I'm Snapping

Apr 24, 2009 20:14

If this is real life, I don't want anything to do with it.

Apparently I need to stop being who I really am, because all that ever happens is that I get hurt. Being myself has given people the idea that it's perfectly acceptable to use me and walk all over me and just treat me however the fuck they want to. It has given people the idea that's it's OK to lie to me to get what they want. It's given them permission to assume that I will always be there for them to help them out when they need it, but they don't have to be around for me.
"You're DD'ing for us tomorrow night, right!?!"
"I can use your sleeping bag tonight, right?"
"I'm going to borrow this movie tonight. You don't mind do you?"
And yes, it is my fault for not being a bitch and making a big deal about it, but that's not who I am. I want other people to be happy, because then maybe, just maybe, I'll be happy too.

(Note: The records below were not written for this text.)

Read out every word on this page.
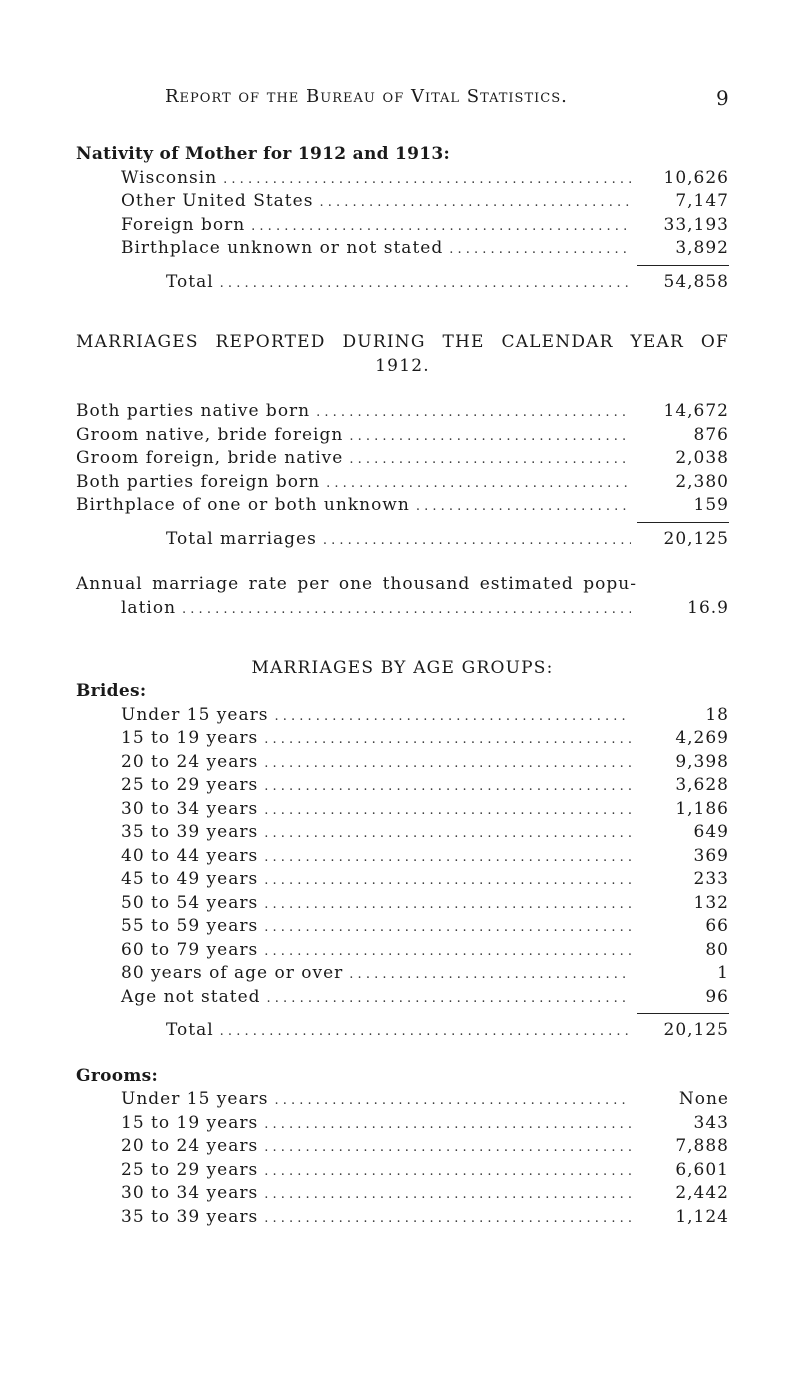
Report of the Bureau of Vital Statistics.	9
Nativity of Mother for 1912 and 1913:
Wisconsin . . .	10,626
Other United States . . .	7,147
Foreign born . . .	33,193
Birthplace unknown or not stated . . .	3,892
Total . . .	54,858
MARRIAGES REPORTED DURING THE CALENDAR YEAR OF
1912.
Both parties native born . . .	14,672
Groom native, bride foreign . . .	876
Groom foreign, bride native . . .	2,038
Both parties foreign born . . .	2,380
Birthplace of one or both unknown . . .	159
Total marriages . . .	20,125
Annual marriage rate per one thousand estimated popu-
lation . . .	16.9
MARRIAGES BY AGE GROUPS:
Brides:
Under 15 years . . .	18
15 to 19 years . . .	4,269
20 to 24 years . . .	9,398
25 to 29 years . . .	3,628
30 to 34 years . . .	1,186
35 to 39 years . . .	649
40 to 44 years . . .	369
45 to 49 years . . .	233
50 to 54 years . . .	132
55 to 59 years . . .	66
60 to 79 years . . .	80
80 years of age or over . . .	1
Age not stated . . .	96
Total . . .	20,125
Grooms:
Under 15 years . . .	None
15 to 19 years . . .	343
20 to 24 years . . .	7,888
25 to 29 years . . .	6,601
30 to 34 years . . .	2,442
35 to 39 years . . .	1,124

I thought Ryley liked me. I thought he was a nice guy. But now I really don't know. According to Seventeen magazine, when a guy asks you over to his house to watch a movie, it means he wants to hook-up. I am quite sure this is not the case with Ryley. He doesn't even act like he remotely likes me half the time. I'll text him and he won't text me back. He'll mention "We should go to the hot springs" or "We should go camping" and then he goes without me. He leaves town and doesn't tell me and I'm not trying to be possessive, but I do kind of wonder when his phone is shut off for 3 or 4 days straight.

Apparently I need to just stop caring. I'll just become an absolute bitch and then maybe I would actually be happy. No one would like me, but at least I might be happy because I wouldn't have a whole bunch of fake friends that just use me and treat me however the hell they want.

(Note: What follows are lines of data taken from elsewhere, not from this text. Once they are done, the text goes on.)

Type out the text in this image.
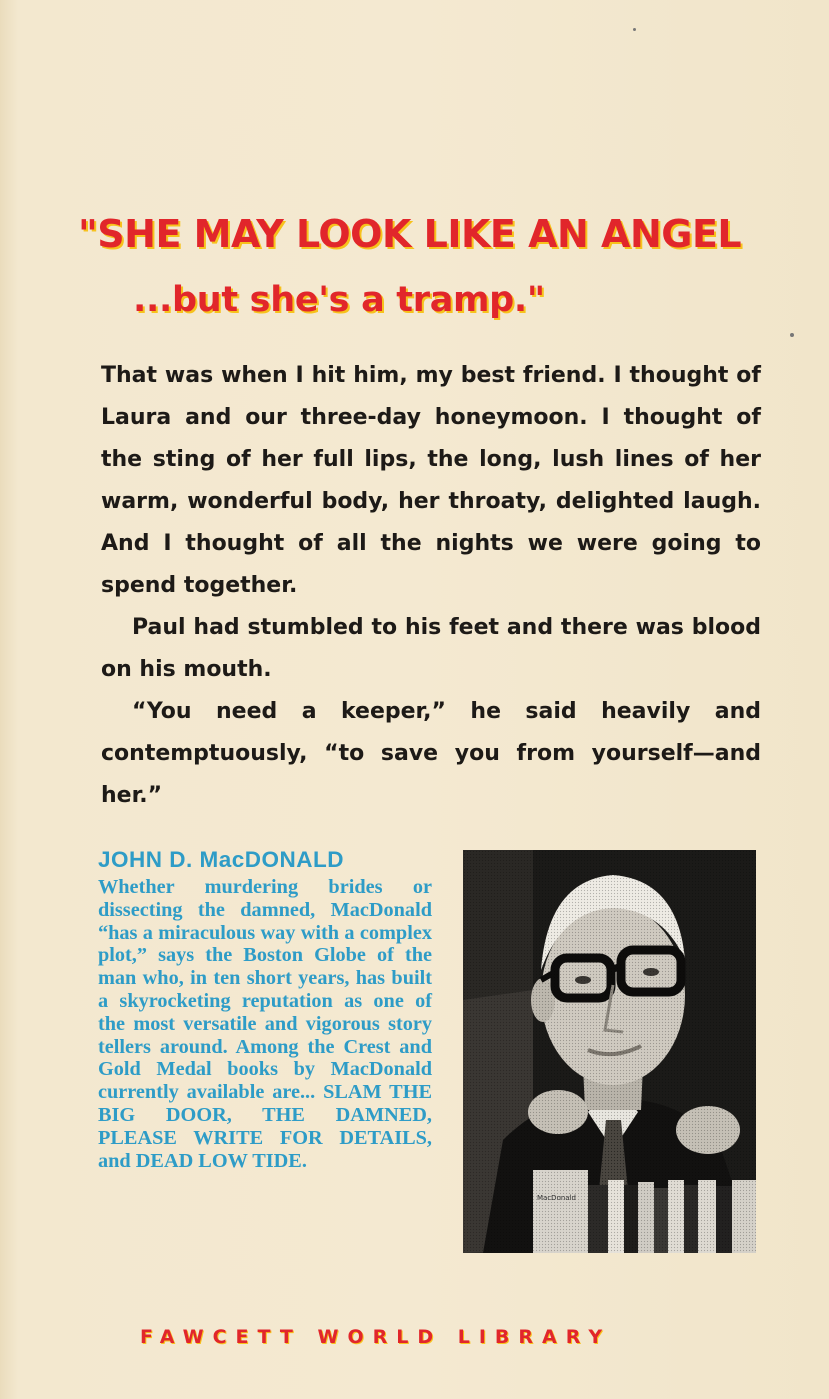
"SHE MAY LOOK LIKE AN ANGEL
...but she's a tramp."

That was when I hit him, my best friend. I thought of Laura and our three-day honeymoon. I thought of the sting of her full lips, the long, lush lines of her warm, wonderful body, her throaty, delighted laugh. And I thought of all the nights we were going to spend together.

Paul had stumbled to his feet and there was blood on his mouth.

“You need a keeper,” he said heavily and contemptuously, “to save you from yourself—and her.”

JOHN D. MacDONALD
Whether murdering brides or dissecting the damned, MacDonald “has a miraculous way with a complex plot,” says the Boston Globe of the man who, in ten short years, has built a skyrocketing reputation as one of the most versatile and vigorous story tellers around. Among the Crest and Gold Medal books by MacDonald currently available are... SLAM THE BIG DOOR, THE DAMNED, PLEASE WRITE FOR DETAILS, and DEAD LOW TIDE.
FAWCETT WORLD LIBRARY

Chris knows that I am extremely allergic to pot. He invites me to go hang out and watch a movie at someone else's house with him. He tells me ahead of time that they're going to do pot outside. So what does he do? He sits down across the room from me and pulls out the pipe and I was like "Um... Chris, you're going to make me really sick if you do pot in here." So then he went out to his car to do it. Then I got in the car to go back to the dorms, and I just got absolutely overwhelmed by the smell of pot. I would have been perfectly content to stay at the dorms and do homework or read or go to bed early, but instead I went to someone else's house and then nearly died in the car on the way back and felt like shit all night, cried myself to sleep because I felt that horribly, and woke up and still felt like shit.

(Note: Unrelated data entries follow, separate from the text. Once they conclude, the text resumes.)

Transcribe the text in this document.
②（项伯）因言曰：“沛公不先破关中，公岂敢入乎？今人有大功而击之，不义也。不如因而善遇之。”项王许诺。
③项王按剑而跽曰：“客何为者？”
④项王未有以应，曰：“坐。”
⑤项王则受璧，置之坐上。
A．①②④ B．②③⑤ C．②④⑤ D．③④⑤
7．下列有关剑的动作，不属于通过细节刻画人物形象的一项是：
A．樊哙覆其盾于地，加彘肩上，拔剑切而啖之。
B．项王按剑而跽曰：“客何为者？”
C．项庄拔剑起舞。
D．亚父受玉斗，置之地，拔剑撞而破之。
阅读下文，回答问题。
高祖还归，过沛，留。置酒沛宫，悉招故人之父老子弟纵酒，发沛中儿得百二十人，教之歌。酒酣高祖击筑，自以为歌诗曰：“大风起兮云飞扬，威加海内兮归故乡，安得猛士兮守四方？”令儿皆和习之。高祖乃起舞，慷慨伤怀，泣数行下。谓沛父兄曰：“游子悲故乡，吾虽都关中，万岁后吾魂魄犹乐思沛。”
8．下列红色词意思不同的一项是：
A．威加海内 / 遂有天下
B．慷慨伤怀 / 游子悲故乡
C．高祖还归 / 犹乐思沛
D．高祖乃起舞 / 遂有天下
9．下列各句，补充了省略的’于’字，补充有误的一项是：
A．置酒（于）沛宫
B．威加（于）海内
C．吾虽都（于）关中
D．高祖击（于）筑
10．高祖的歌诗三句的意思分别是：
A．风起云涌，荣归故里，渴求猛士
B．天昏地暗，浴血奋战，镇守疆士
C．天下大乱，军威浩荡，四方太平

Then everyone makes fun of me because I refuse to drink. I tell them that I have a reason and they just laugh at me and tell me that I'm stupid because I don't want to get drunk off of free alcohol.

I seriously don't think anyone else cares if I am happy or not. In fact, I think they take pride in upsetting me.

I was going to go camping tonight, but I'm currently in tears and I really don't feel like socializing with a whole bunch of drunken idiots that are higher than a kite. So, I'm just going to go to sleep now and listen to people bitch at me in the morning.